By Emily Scarvie
(PORTLAND, Ore.) Hello Portlanders! It's Friday, Sept. 24 - Here's your daily round up of all the news happening in the City of Roses.
The Multnomah County District Attorney’s Office announced today that a grand jury declined to charge Portland police officer Zachary DeLong for the shooting death of Robert Delgado in Lents Park in April, stating that DeLong’s use of force “was not criminal under Oregon law.” On April 16, DeLong shot and killed Delgado after responding to a call that there was a man armed with a gun in Lents Park. Video taken by witnesses and presented to the jury showed officers standing behind a tree, telling Delgado to put his hands up and lay on the ground. Delgado appeared agitated and yelled at police. He then pulled out what appeared to be a gun and DeLong shot him. Delgado died at the scene.
Following the shooting, investigators said that the gun was actually a replica handgun. Two Multnomah County district attorneys and two assistant attorneys, appointed by the Oregon Department of Justice, presented the grand jury case.
Despite all seven of Oregon’s public universities implementing COVID-19 vaccine mandates, Portland Community College has again decided against a mandate, which would’ve gone into effect winter term. PCC’s Board of Directors voted against the mandate last night. The school initially decided against a mandate earlier this summer, but said it would reconsider that decision after being given more time to examine how mandates are functioning at other schools through a racial equity lens.
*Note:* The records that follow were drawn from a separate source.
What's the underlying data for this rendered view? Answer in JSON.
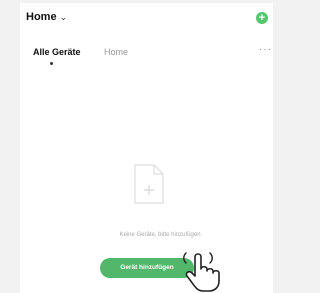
{
  "header": {
    "home_label": "Home",
    "chevron": "⌄",
    "add_icon_glyph": "+"
  },
  "tabs": {
    "active_label": "Alle Geräte",
    "second_label": "Home",
    "more_glyph": "···"
  },
  "empty_state": {
    "icon": "document-plus-icon",
    "message": "Keine Geräte, bitte hinzufügen",
    "button_label": "Gerät hinzufügen"
  },
  "overlay": {
    "icon": "pointing-hand-icon"
  },
  "colors": {
    "accent": "#52b66b",
    "header_add": "#52c86e"
  }
}
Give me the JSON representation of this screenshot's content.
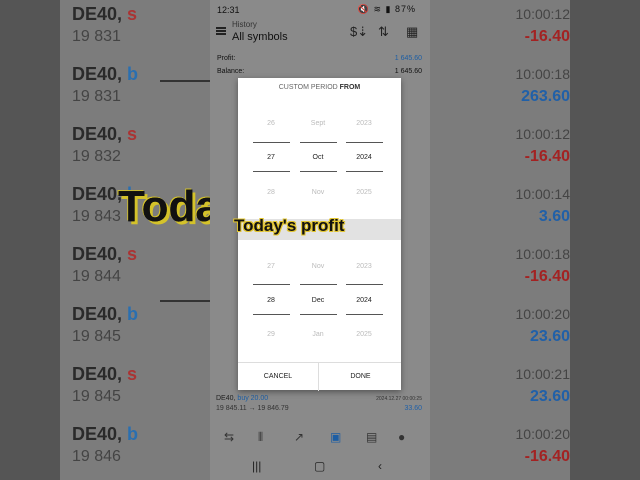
{
  "status_bar": {
    "time": "12:31",
    "battery": "87%"
  },
  "app_bar": {
    "subtitle": "History",
    "title": "All symbols"
  },
  "summary": {
    "profit_label": "Profit:",
    "profit_value": "1 645.60",
    "balance_label": "Balance:",
    "balance_value": "1 645.60"
  },
  "dialog": {
    "title_prefix": "CUSTOM PERIOD ",
    "title_strong": "FROM",
    "from": {
      "prev": {
        "day": "26",
        "month": "Sept",
        "year": "2023"
      },
      "selected": {
        "day": "27",
        "month": "Oct",
        "year": "2024"
      },
      "next": {
        "day": "28",
        "month": "Nov",
        "year": "2025"
      }
    },
    "to": {
      "prev": {
        "day": "27",
        "month": "Nov",
        "year": "2023"
      },
      "selected": {
        "day": "28",
        "month": "Dec",
        "year": "2024"
      },
      "next": {
        "day": "29",
        "month": "Jan",
        "year": "2025"
      }
    },
    "cancel_label": "CANCEL",
    "done_label": "DONE"
  },
  "overlay_caption": "Today's profit",
  "background_caption": "Toda",
  "trades": [
    {
      "symbol": "DE40,",
      "side": "buy 20.00",
      "prices": "19 845.11 → 19 846.79",
      "date": "2024.12.27 00:00:25",
      "profit": "33.60",
      "type": "pos"
    }
  ],
  "bg_left_rows": [
    {
      "symbol": "DE40,",
      "side": "s",
      "price": "19 831"
    },
    {
      "symbol": "DE40,",
      "side": "b",
      "price": "19 831"
    },
    {
      "symbol": "DE40,",
      "side": "s",
      "price": "19 832"
    },
    {
      "symbol": "DE40,",
      "side": "b",
      "price": "19 843"
    },
    {
      "symbol": "DE40,",
      "side": "s",
      "price": "19 844"
    },
    {
      "symbol": "DE40,",
      "side": "b",
      "price": "19 845"
    },
    {
      "symbol": "DE40,",
      "side": "s",
      "price": "19 845"
    },
    {
      "symbol": "DE40,",
      "side": "b",
      "price": "19 846"
    }
  ],
  "bg_right_rows": [
    {
      "time": "10:00:12",
      "profit": "-16.40",
      "type": "neg"
    },
    {
      "time": "10:00:18",
      "profit": "263.60",
      "type": "pos"
    },
    {
      "time": "10:00:12",
      "profit": "-16.40",
      "type": "neg"
    },
    {
      "time": "10:00:14",
      "profit": "3.60",
      "type": "pos"
    },
    {
      "time": "10:00:18",
      "profit": "-16.40",
      "type": "neg"
    },
    {
      "time": "10:00:20",
      "profit": "23.60",
      "type": "pos"
    },
    {
      "time": "10:00:21",
      "profit": "23.60",
      "type": "pos"
    },
    {
      "time": "10:00:20",
      "profit": "-16.40",
      "type": "neg"
    }
  ],
  "colors": {
    "accent_blue": "#1d5ea4",
    "loss_red": "#b22222",
    "caption_yellow": "#e2c52e"
  }
}
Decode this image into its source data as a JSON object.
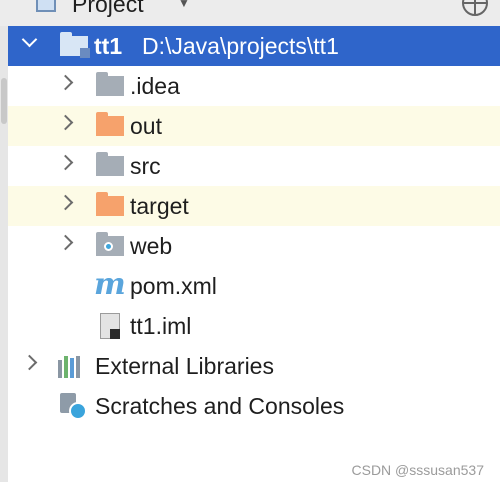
{
  "header": {
    "title": "Project",
    "dropdown_icon": "chevron-down-icon",
    "action_icon": "crosshair-icon"
  },
  "tree": {
    "root": {
      "name": "tt1",
      "path": "D:\\Java\\projects\\tt1",
      "icon": "module-folder-icon"
    },
    "children": [
      {
        "name": ".idea",
        "icon": "folder-icon"
      },
      {
        "name": "out",
        "icon": "excluded-folder-icon"
      },
      {
        "name": "src",
        "icon": "folder-icon"
      },
      {
        "name": "target",
        "icon": "excluded-folder-icon"
      },
      {
        "name": "web",
        "icon": "web-folder-icon"
      },
      {
        "name": "pom.xml",
        "icon": "maven-icon"
      },
      {
        "name": "tt1.iml",
        "icon": "iml-file-icon"
      }
    ],
    "external_libraries": {
      "name": "External Libraries",
      "icon": "libraries-icon"
    },
    "scratches": {
      "name": "Scratches and Consoles",
      "icon": "scratches-icon"
    }
  },
  "watermark": "CSDN @sssusan537",
  "colors": {
    "selection": "#2f65ca",
    "excluded_folder": "#f6a26c",
    "folder": "#a5adb6",
    "modified_row": "#fdfbe6",
    "maven_m": "#5aa5dc"
  }
}
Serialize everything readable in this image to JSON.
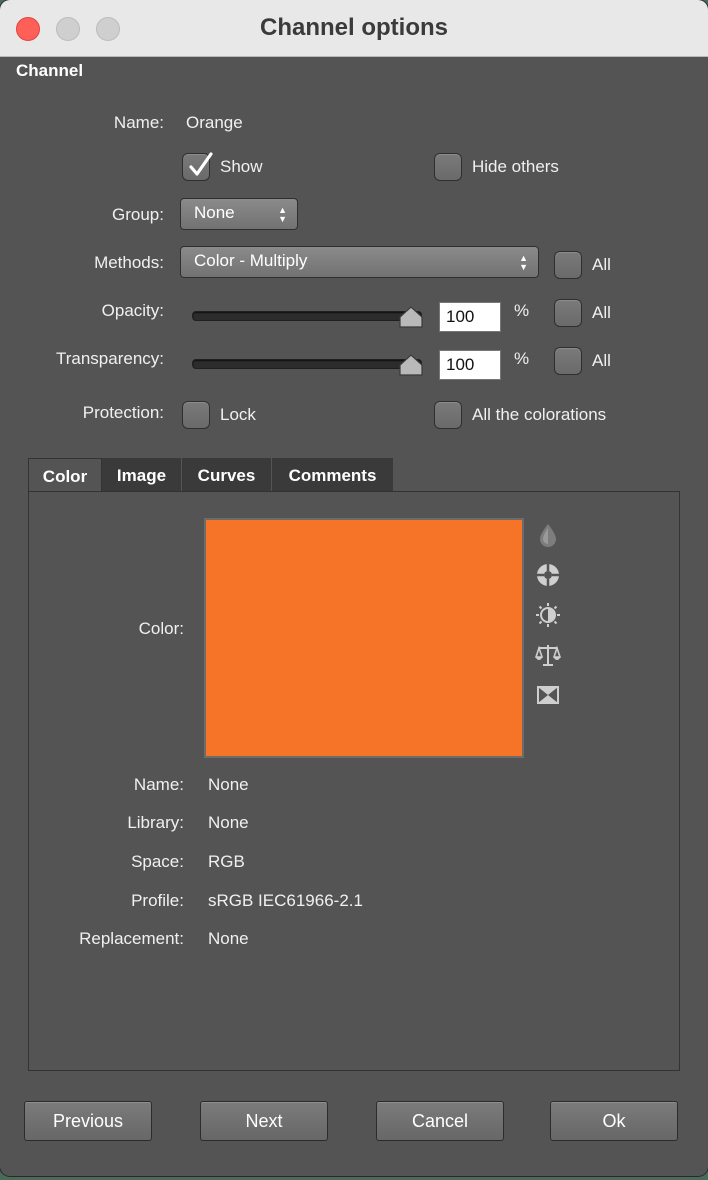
{
  "window": {
    "title": "Channel options"
  },
  "channel": {
    "section_label": "Channel",
    "name_label": "Name:",
    "name_value": "Orange",
    "show_label": "Show",
    "show_checked": true,
    "hide_others_label": "Hide others",
    "hide_others_checked": false,
    "group_label": "Group:",
    "group_value": "None",
    "methods_label": "Methods:",
    "methods_value": "Color - Multiply",
    "all_label": "All",
    "opacity_label": "Opacity:",
    "opacity_value": "100",
    "transparency_label": "Transparency:",
    "transparency_value": "100",
    "percent": "%",
    "protection_label": "Protection:",
    "lock_label": "Lock",
    "all_colorations_label": "All the colorations"
  },
  "tabs": [
    {
      "label": "Color",
      "active": true
    },
    {
      "label": "Image",
      "active": false
    },
    {
      "label": "Curves",
      "active": false
    },
    {
      "label": "Comments",
      "active": false
    }
  ],
  "color_panel": {
    "color_label": "Color:",
    "swatch_color": "#f57428",
    "icons": [
      "drop-icon",
      "color-wheel-icon",
      "brightness-icon",
      "balance-scale-icon",
      "swap-icon"
    ],
    "name_label": "Name:",
    "name_value": "None",
    "library_label": "Library:",
    "library_value": "None",
    "space_label": "Space:",
    "space_value": "RGB",
    "profile_label": "Profile:",
    "profile_value": "sRGB IEC61966-2.1",
    "replacement_label": "Replacement:",
    "replacement_value": "None"
  },
  "buttons": {
    "previous": "Previous",
    "next": "Next",
    "cancel": "Cancel",
    "ok": "Ok"
  }
}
“This is not equity. This is not being inclusive. This is not taking into account what people are feeling or thinking,” PCC Director Tiffani Penson said. “What is equity is us continuing to provide education opportunity, vaccination clinics and the conversation, and treating people with dignity and respect.”
PCC has distributed multiple surveys regarding a potential vaccine mandate to students and staff over the past few months. One of the surveys found that a mandate would make students of color more hesitant to receive a COVID-19 vaccine. Alternatively, many respondents said a mandate would make them feel more comfortable taking in-person classes.
Lauren Pefferle, the Mabel Rush Elementary School special education assistant who wore blackface to school last Friday in protest of district vaccine mandates for staff, spoke with The Lars Larson Show yesterday, saying she has no regrets about what she did. Pefferle said she was reacting to the different rules she’d been subjected to in school as someone who is unvaccinated, like working 6 feet away from students.
“I did put some darker color on my skin part that showed and I was going about my morning duties, and as there was opportunity to talk with the staff, I would say something or sometimes other staff would say to me, ‘oh you look beautiful,’ and I would say ‘oh I’m representing Rosa Parks today regarding segregation,’” she said.
When asked if in retrospect it was a good idea to protest this way, Pefferle said she has no regrets. The Newberg district superintendent said during a press conference Monday that her actions were unacceptable, and that he was horrified, angry and ashamed that this happened. Parents and community members expressed outrage over the incident as well.
The Parks and Recreation’s Urban Forestry division is giving away 1,800 trees starting Saturday for its fifth annual Yard Tree Giveaway. Portlanders are eligible to win up to two free trees from the city. According to Parks and Rec, the giveaway “helps to increase tree cover across the city and makes trees accessible to everyone.” The Urban Forestry division works to plant more trees in the hottest parts of the city with the fewest trees. Most of those spots are east of the Willamette River.
Portlanders who are interested can choose from 16 different types of trees, including native, conifer, evergreen and more, to be planted on private property. Registration in advance is required for the giveaway.